Yes, Jakes wrote The North and the South. I have fond childhood memories of watching the TV miniseries with my mother. I know he also penned the historical saga of the Kent family, but Brak is a little more in my wheelhouse.
From such humble acorns do mighty oaks grow, and as acorns go, this is a damn strong start. The Mark of the Demons is not even the first Brak book. This was a semi-random choice that I bid upon along with five or six other books up for auction online, but the first Brak story wasn’t available. It didn’t matter. I jumped in and was up to speed in little to no time.
There was slightly more continuity referenced than a comparable, randomly selected Conan tale. When Conan’s history is referenced, it is often to things you never see in any of the other tales either, window dressing meant to create a sense of history or establish something about the character. You get the sense that The Mark of the Demons is part of something larger. Even so, the prose is smooth and lean, the narrative tight as a drum, and the action is often brutal.
While crossing a dangerous desert during the season of the skulwind, Brak saves Ky and Kya from reptilian bird-like creatures. Fraternal twins, the brother and sister are half-starved and strangely subdued. Luckily, the trio link up with a merchant caravan. From there things are basically a desert version of the voyage of the Demeter from Bram Stoker’s Dracula.
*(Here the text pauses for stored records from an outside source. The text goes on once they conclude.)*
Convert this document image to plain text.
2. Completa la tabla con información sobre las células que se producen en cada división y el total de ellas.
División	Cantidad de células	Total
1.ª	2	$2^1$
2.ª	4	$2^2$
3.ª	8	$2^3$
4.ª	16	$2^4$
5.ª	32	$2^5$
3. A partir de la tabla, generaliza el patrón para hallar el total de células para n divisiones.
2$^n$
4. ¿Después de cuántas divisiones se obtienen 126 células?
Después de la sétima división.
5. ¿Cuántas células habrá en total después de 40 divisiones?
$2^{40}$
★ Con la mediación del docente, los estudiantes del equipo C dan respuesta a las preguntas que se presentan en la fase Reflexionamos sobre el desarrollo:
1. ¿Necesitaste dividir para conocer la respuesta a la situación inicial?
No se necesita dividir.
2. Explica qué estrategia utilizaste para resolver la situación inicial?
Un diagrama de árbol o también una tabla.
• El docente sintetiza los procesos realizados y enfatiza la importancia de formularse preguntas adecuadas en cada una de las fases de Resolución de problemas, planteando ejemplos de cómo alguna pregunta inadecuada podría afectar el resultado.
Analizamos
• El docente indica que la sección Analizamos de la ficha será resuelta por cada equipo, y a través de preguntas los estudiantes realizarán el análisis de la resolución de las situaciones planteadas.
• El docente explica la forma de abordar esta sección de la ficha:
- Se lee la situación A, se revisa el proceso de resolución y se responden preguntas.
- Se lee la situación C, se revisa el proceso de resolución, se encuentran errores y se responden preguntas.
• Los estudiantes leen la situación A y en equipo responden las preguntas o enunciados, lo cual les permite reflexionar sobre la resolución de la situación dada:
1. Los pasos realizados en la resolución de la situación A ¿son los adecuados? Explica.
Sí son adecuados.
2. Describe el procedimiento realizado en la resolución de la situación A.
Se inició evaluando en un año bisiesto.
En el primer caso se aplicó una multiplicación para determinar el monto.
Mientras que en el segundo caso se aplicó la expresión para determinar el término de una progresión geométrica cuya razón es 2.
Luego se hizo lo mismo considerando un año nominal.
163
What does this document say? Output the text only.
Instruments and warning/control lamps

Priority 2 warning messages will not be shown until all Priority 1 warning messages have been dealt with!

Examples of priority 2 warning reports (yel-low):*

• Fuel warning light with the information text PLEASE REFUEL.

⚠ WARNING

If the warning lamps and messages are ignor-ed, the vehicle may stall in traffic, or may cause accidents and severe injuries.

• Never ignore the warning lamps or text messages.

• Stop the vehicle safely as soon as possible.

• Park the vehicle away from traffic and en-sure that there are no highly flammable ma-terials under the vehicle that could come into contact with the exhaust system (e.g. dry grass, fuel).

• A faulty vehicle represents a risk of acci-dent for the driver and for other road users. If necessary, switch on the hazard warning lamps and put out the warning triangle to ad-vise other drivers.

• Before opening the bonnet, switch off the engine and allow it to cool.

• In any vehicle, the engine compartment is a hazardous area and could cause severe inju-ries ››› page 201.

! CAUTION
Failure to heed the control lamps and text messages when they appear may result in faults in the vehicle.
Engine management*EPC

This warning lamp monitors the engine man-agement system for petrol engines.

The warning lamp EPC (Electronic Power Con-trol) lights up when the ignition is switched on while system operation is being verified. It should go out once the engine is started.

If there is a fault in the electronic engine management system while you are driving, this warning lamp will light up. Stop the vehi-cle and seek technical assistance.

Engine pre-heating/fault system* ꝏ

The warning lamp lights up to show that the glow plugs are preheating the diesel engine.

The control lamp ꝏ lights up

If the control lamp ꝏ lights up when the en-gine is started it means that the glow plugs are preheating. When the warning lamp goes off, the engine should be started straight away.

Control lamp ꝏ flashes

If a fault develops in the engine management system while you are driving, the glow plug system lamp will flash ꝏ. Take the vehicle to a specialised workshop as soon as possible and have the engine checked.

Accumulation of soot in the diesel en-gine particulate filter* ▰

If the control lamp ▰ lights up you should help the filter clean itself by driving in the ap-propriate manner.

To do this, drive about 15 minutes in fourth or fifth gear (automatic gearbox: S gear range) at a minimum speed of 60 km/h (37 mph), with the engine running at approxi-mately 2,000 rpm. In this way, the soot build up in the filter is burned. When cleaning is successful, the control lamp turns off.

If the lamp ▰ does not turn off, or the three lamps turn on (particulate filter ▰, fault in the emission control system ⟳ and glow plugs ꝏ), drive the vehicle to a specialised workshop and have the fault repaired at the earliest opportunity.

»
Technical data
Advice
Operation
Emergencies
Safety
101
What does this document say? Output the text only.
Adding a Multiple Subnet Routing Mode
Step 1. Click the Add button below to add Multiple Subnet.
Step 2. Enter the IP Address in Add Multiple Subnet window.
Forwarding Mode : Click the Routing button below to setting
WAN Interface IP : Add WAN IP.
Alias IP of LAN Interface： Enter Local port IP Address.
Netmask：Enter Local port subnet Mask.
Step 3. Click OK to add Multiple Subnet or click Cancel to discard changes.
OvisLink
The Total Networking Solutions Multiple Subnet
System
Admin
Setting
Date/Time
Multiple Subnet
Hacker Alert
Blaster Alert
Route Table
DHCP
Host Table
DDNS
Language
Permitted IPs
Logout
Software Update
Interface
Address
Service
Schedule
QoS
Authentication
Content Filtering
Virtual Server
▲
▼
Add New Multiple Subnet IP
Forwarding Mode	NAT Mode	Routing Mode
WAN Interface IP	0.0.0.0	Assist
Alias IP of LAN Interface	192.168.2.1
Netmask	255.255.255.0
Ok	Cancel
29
Most readers easily understand the problem well before Brak does, but it doesn’t lessen the story in any way. The Mark of the Demons isn’t about solving the mystery of who is draining the blood and bone from the people of the caravan. It is about a force of evil waxing ever stronger, how long the protagonists can endure, the traitors that deliver them into the hands of that evil, and who will ultimately survive.
Brak might be slow-witted enough that you are screaming at him to just start hacking away with his sword while he is still trying to be absolutely certain of what is going on, but he is also thick-headed enough to not know when he should just lay down and die. The blonde warrior takes his share of licks in this thing. It’s a rare occasion when one of these classic, he-man barbarian heroes (Brak, Conan, Kyrik, Thongor, or whoever you like) takes such sustained, prolonged punishment over the course of an adventure.
By the end of the book, Brak was still standing through a combination of desperation and sheer adrenaline. When reading, if you think “how does he keep going?’ it can either break the suspension of disbelief or it can be because you are really into the story. For me, it was the latter. By the time the city was on fire, Brak and a mysterious warrior with gems for eyes fighting back to back against a horde of ghouls, I was hooked.
Conan is still king, but Brak deserves to at least be a baron in the hierarchy of barbarian heroes. I’ll have to track down the other books in his saga. If they are all as good as The Mark of the Demons, I have some pleasant afternoons of reading ahead of me.